University of Sussex wins High Court challenge against regulator over free speech penalty

The University of Sussex has won a High Court challenge against England’s higher education regulator over a finding that it had infringed on lawful free speech.
The university took legal action against the Office for Students (OfS) last year over the watchdog’s decision in March 2025 that the university had breached conditions of registration through its trans and non-binary equality policy statement.
The decision came after a more than three-year investigation following student protests related to the gender-critical views of former staff member Professor Kathleen Stock.

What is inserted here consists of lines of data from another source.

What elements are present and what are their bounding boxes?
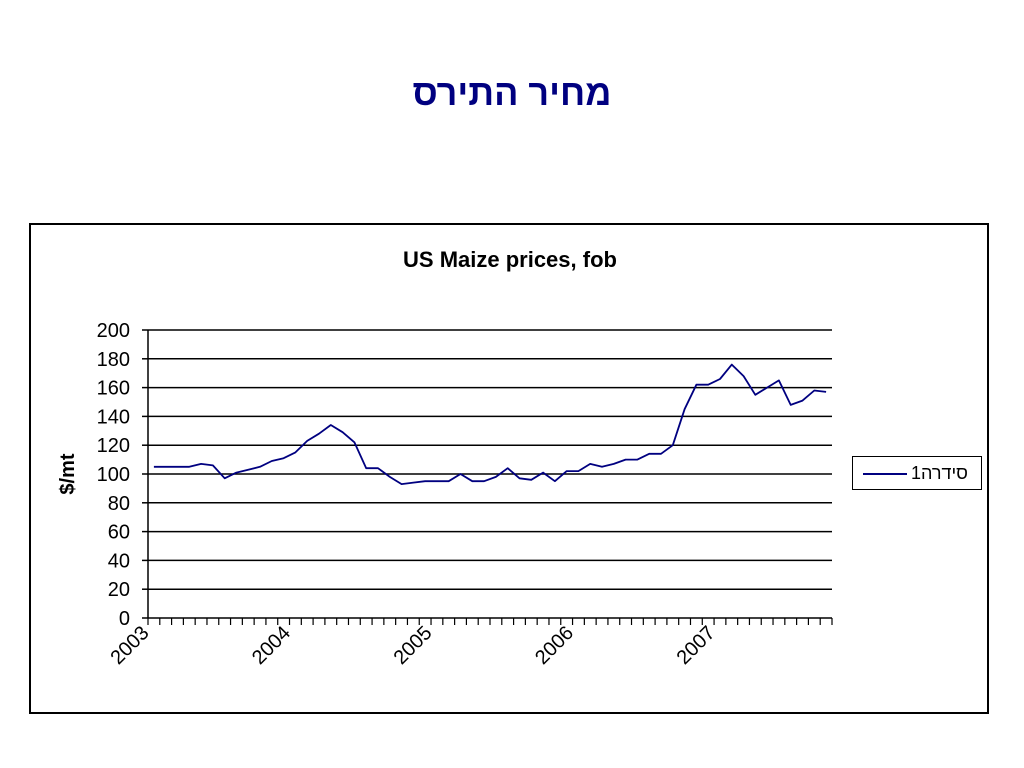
y-tick-label: 0 bbox=[119, 608, 130, 630]
y-tick-label: 20 bbox=[108, 579, 130, 601]
y-tick-label: 200 bbox=[97, 320, 130, 342]
axes bbox=[142, 329, 833, 625]
chart-title: US Maize prices, fob bbox=[403, 247, 617, 272]
legend-label: סידרה1 bbox=[911, 463, 968, 483]
y-tick-label: 100 bbox=[97, 464, 130, 486]
tick-labels: 0 20 40 60 80 100 120 140 160 180 200 2003 2004 2005 2… bbox=[97, 320, 720, 669]
y-tick-label: 40 bbox=[108, 550, 130, 572]
y-tick-label: 120 bbox=[97, 435, 130, 457]
legend-swatch bbox=[863, 473, 907, 475]
series-layer bbox=[153, 363, 827, 486]
x-tick-label: 2006 bbox=[531, 622, 578, 669]
grid-lines bbox=[148, 329, 832, 590]
y-tick-label: 140 bbox=[97, 406, 130, 428]
x-tick-label: 2007 bbox=[673, 622, 720, 669]
x-tick-label: 2004 bbox=[248, 622, 295, 669]
legend: סידרה1 bbox=[852, 456, 982, 490]
y-tick-label: 60 bbox=[108, 522, 130, 544]
x-tick-label: 2005 bbox=[390, 622, 437, 669]
y-axis-label: $/mt bbox=[57, 453, 79, 494]
series-line bbox=[153, 363, 827, 486]
x-tick-label: 2003 bbox=[107, 622, 154, 669]
slide-title: מחיר התירס bbox=[412, 72, 612, 113]
y-tick-label: 80 bbox=[108, 493, 130, 515]
y-tick-label: 180 bbox=[97, 349, 130, 371]
y-tick-label: 160 bbox=[97, 378, 130, 400]
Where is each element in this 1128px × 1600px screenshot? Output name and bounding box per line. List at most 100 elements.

She resigned after the protests in response to her views in 2021, with the OfS finding the university’s policy had “a chilling effect” of possible self-censorship of students and staff on campus.
The OfS found the policy breached registration conditions and that the university had not acted in accordance with its internal rules for adopting policies, handing it a record £585,000 fine.
The university, which has more than 19,000 students, challenged the regulator’s decision at the High Court, telling a hearing in February that the OfS’s decision had “severe” consequences for the institution and on its reputation as a “bastion of free speech”.
The OfS defended the claim, telling the court the investigation was “careful and detailed” and “pursuant to a fair procedure”.
In a judgment on Wednesday, Mrs Justice Lieven ruled in the university’s favour, finding the OfS “misdirected itself”.
She also said the regulator’s decision was “vitiated by bias” as it approached the decision “with a closed mind and had therefore unlawfully predetermined the decision”.
The judge said the legal challenge did not concern “any of the issues or facts surrounding what happened to Professor Stock”, but instead “is concerned with whether the OfS erred in law, either in respect of its jurisdiction, its interpretation of the law, or the lawfulness of its process”.